Pitching a program that would cost $1.5 trillion over the next decade, Obama acknowledged that his plan to cover uninsured Americans will cost "a good deal of money at a time where we don't have extra to spend."
But with premiums going up three times faster than wages, with 46 million people in America uninsured "and a whole bunch of people who are under-insured," the president said that "we've got to solve the problem now before it overwhelms the whole economy."
The White House, understanding that the president's plan faces an uphill battle on Capitol Hill, put Obama on the road in hopes of spurring public pressure. Acknowledging that the ground in Congress is soft, Obama asked Americans to lobby lawmakers to vote on the issue now. "This next eight weeks is going to be critical," he said. "If we don't get it done this year, we're probably not going to get it done."
Repeatedly, as if the ghost of Hillary Rodham Clinton were sitting on his shoulder, Obama said that he would not mandate a plan and was open to all ideas on how to reform the health insurance system. Without mentioning the former first lady (now his secretary of State) or her flawed plan by name, the president said, "One of the approaches I've tried to take is to not just put down my plan and to just say it's my way or the highway."
As for Republican fears that he secretly plans to socialize medicine, Obama said, "Great Britain has a system of socialized medicine. I don't know anybody in Washington who is proposing that. Certainly not me." With the U.S. government now owning huge pieces of the private sector, such as GM and Chrysler and half of Wall Street, Obama likewise rebutted charges that he is some sort of megalomaniac who wants to run the healthcare system too.
"I've got enough stuff to do," he said. "I've got North Korea and Iran, Afghanistan and Iraq.
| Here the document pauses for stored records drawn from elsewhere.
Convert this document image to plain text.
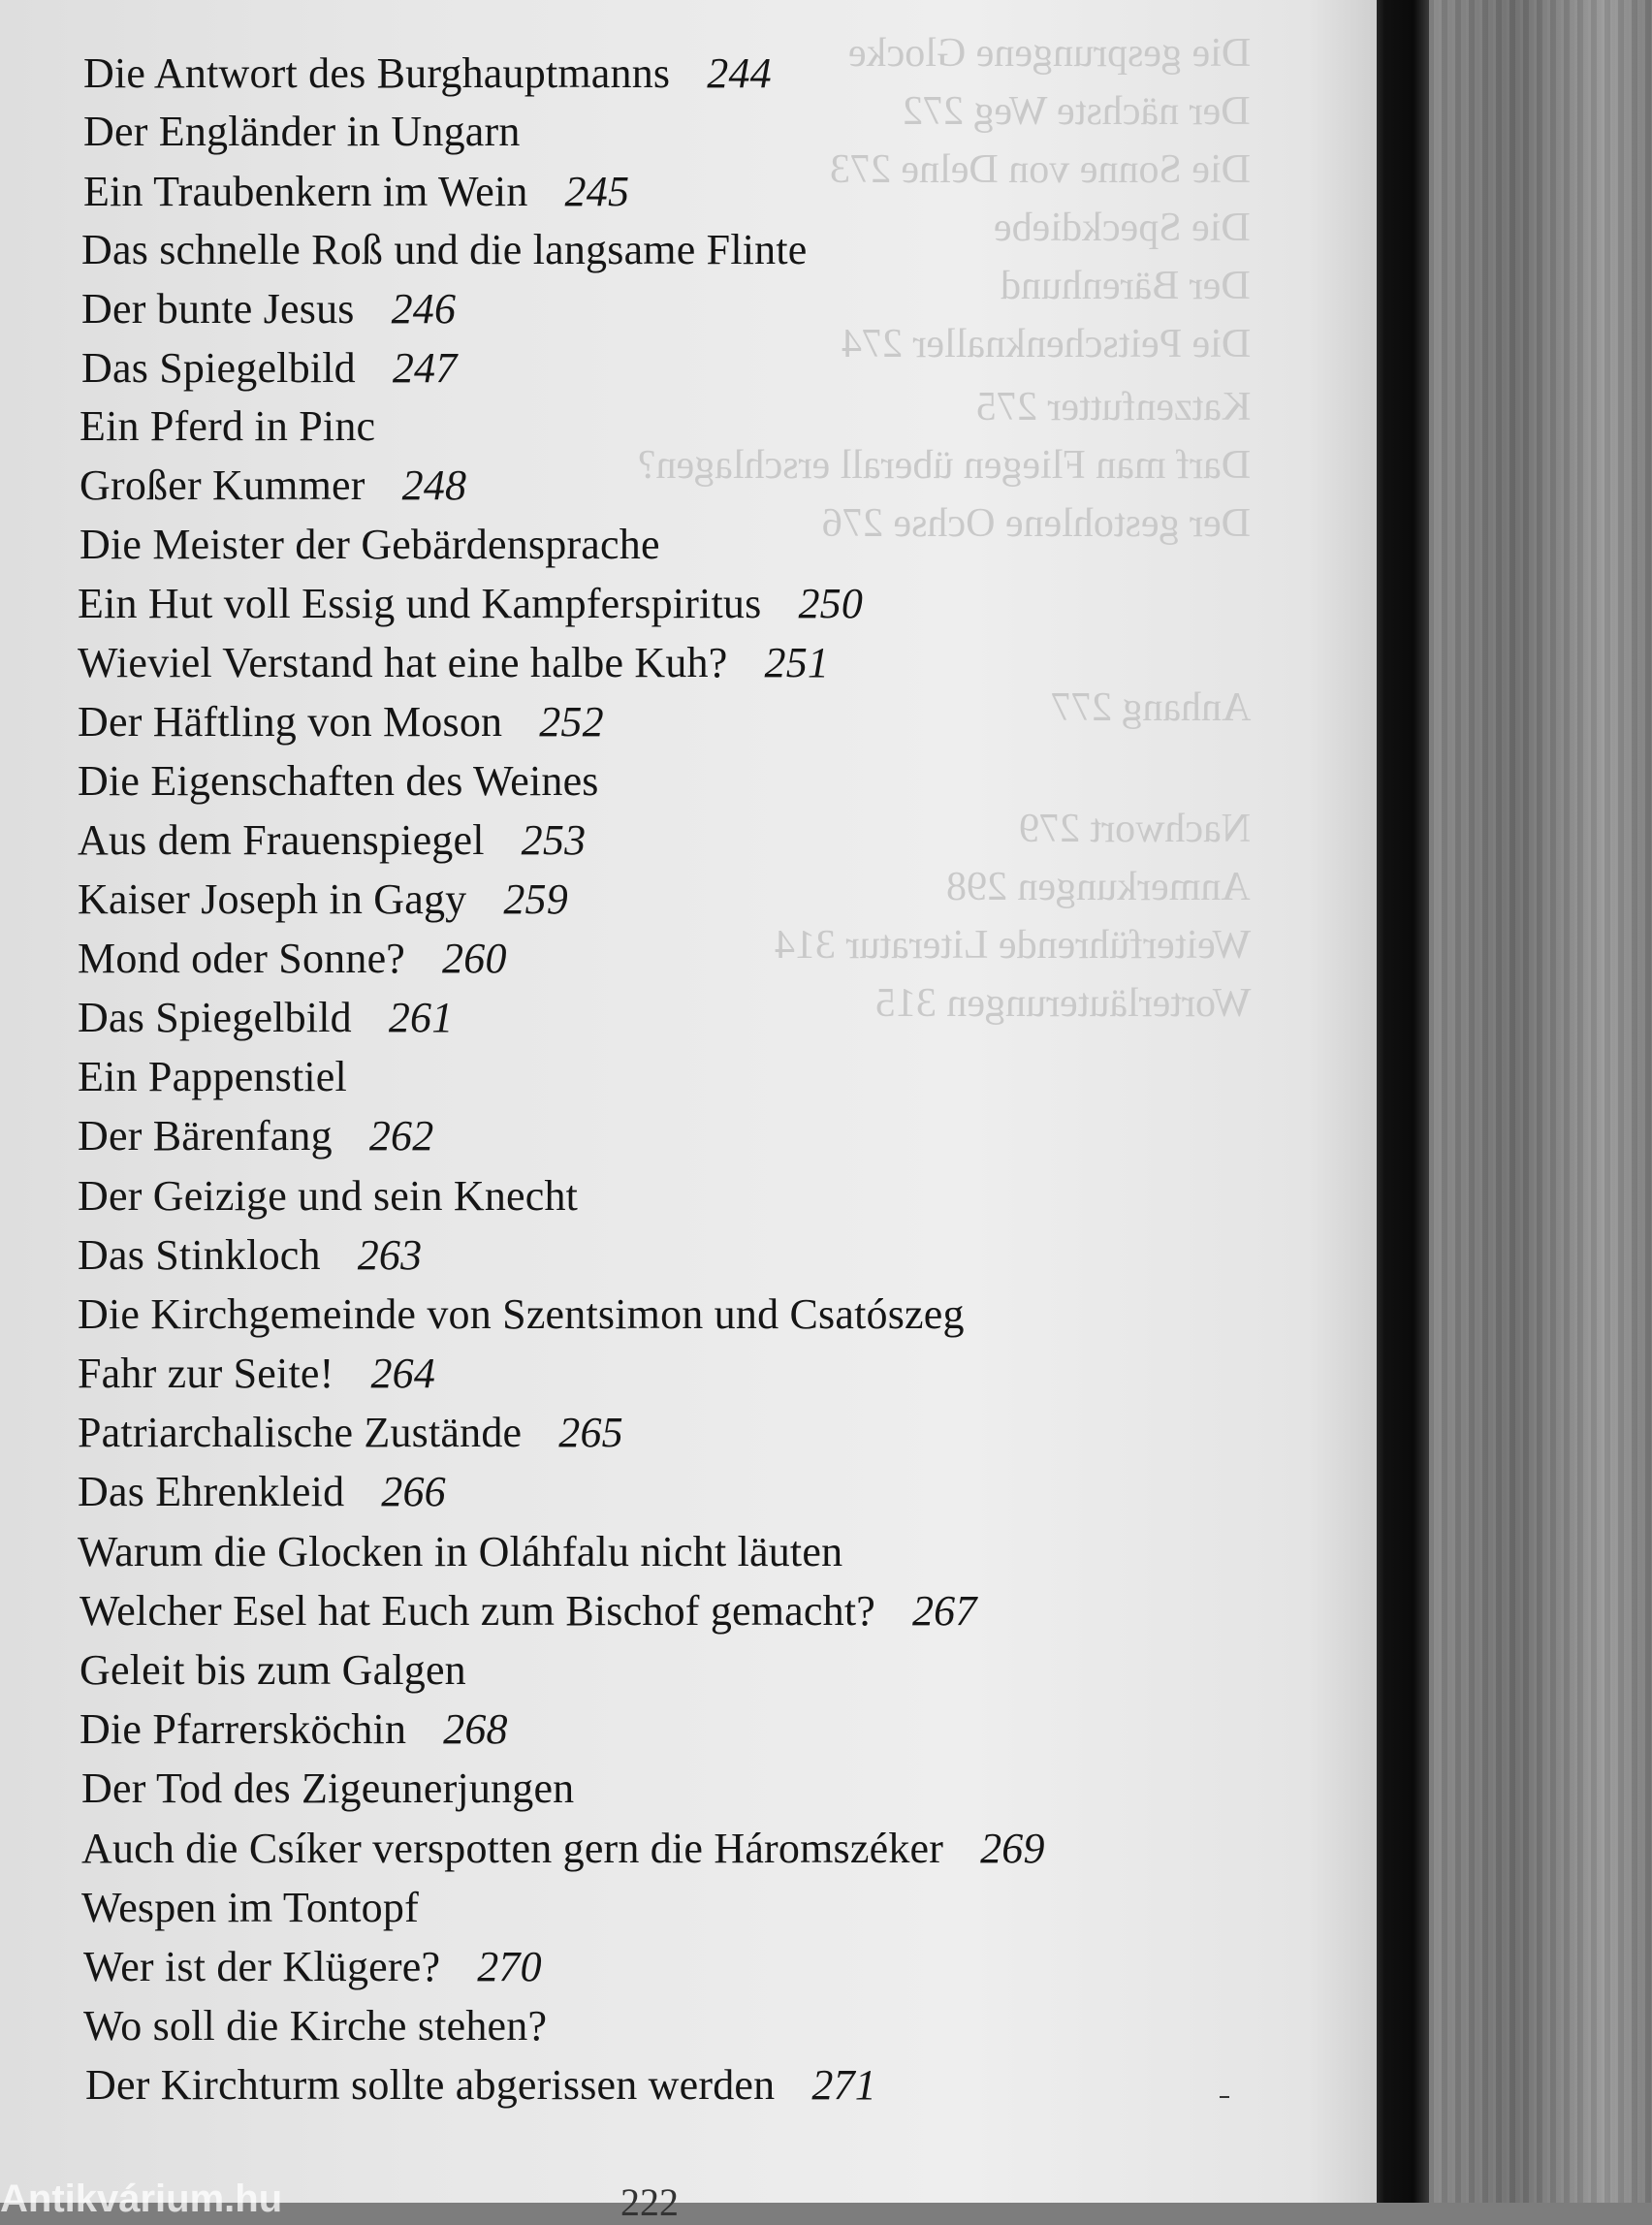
Die gesprungene Glocke
Der nächste Weg 272
Die Sonne von Delne 273
Die Speckdiebe
Der Bärenhund
Die Peitschenknaller 274
Katzenfutter 275
Darf man Fliegen überall erschlagen?
Der gestohlene Ochse 276
Anhang 277
Nachwort 279
Anmerkungen 298
Weiterführende Literatur 314
Worterläuterungen 315
Die Antwort des Burghauptmanns 244
Der Engländer in Ungarn
Ein Traubenkern im Wein 245
Das schnelle Roß und die langsame Flinte
Der bunte Jesus 246
Das Spiegelbild 247
Ein Pferd in Pinc
Großer Kummer 248
Die Meister der Gebärdensprache
Ein Hut voll Essig und Kampferspiritus 250
Wieviel Verstand hat eine halbe Kuh? 251
Der Häftling von Moson 252
Die Eigenschaften des Weines
Aus dem Frauenspiegel 253
Kaiser Joseph in Gagy 259
Mond oder Sonne? 260
Das Spiegelbild 261
Ein Pappenstiel
Der Bärenfang 262
Der Geizige und sein Knecht
Das Stinkloch 263
Die Kirchgemeinde von Szentsimon und Csatószeg
Fahr zur Seite! 264
Patriarchalische Zustände 265
Das Ehrenkleid 266
Warum die Glocken in Oláhfalu nicht läuten
Welcher Esel hat Euch zum Bischof gemacht? 267
Geleit bis zum Galgen
Die Pfarrersköchin 268
Der Tod des Zigeunerjungen
Auch die Csíker verspotten gern die Háromszéker 269
Wespen im Tontopf
Wer ist der Klügere? 270
Wo soll die Kirche stehen?
Der Kirchturm sollte abgerissen werden 271
222
Antikvárium.hu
I don't know where people get this idea that I want to run stuff. I think it would be great if healthcare system was working perfectly."
Finally, told that one questioner's daughter had skipped her last day of school to attend the town hall meeting with the president, Obama asked her first name, which is Kennedy. Perhaps thinking of Massachusetts Sen. Ted Kennedy, a key figure in the healthcare debate who is battling brain cancer, Obama proclaimed it a terrific name and wrote a note to her teacher.
No word yet on whether the student or the teacher gets to keep the presidential autograph.